Dark-haired, smiling, speaking at a staccato pace, Holton outlined the need and her plans to address it. About 8,000 children live in foster care in Virginia. About half of those are 11 or older, ages at which it becomes difficult to find permanent homes. Meanwhile, about half of such older children live in group homes - some because they need careful monitoring, but others because there's nowhere else to put them.
Holton saw in her courtroom young people who were smart, but foundering - often because they were parenting themselves and sometimes younger siblings as well. Her dream is to link as many such unattached children as possible with adults committed to a long-term relationship.
She knows from statistics that kids who "age out" on foster care - reach the maximum age for services, somewhere between 18 and 21 - without a family connection are not going to do well.

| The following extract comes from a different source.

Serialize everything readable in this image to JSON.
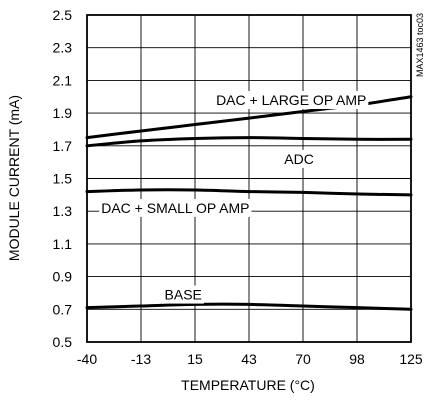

Many of them will be homeless, on welfare rolls, incarcerated or in some other institution within three years.
Researchers advise that a key factor - perhaps the key factor - in childhood resiliency is a strong relationship with a stable adult. "What better way to get that than family?" she asked.
With assistance from a steering committee and a $94,500 grant from the Freddie Mac Foundation, Holton plans to spend the next six months studying successful programs around the state and nation and creating a data analysis of Virginia's needs. Then she'll be ready to move to the next phase of her "For Keeps" initiative: actual proposals for turning a dream into reality.
Family, by her definition, means more than a roof overhead; it means someone "who's going to be there for you, through thick and thin, forever," Holton said.
That ought to be every child's birthright. For all sorts of reasons, some avoidable, some not, it isn't. The irony is that every time we secure a child's future, whether here or abroad and for far into the future, we help secure our own.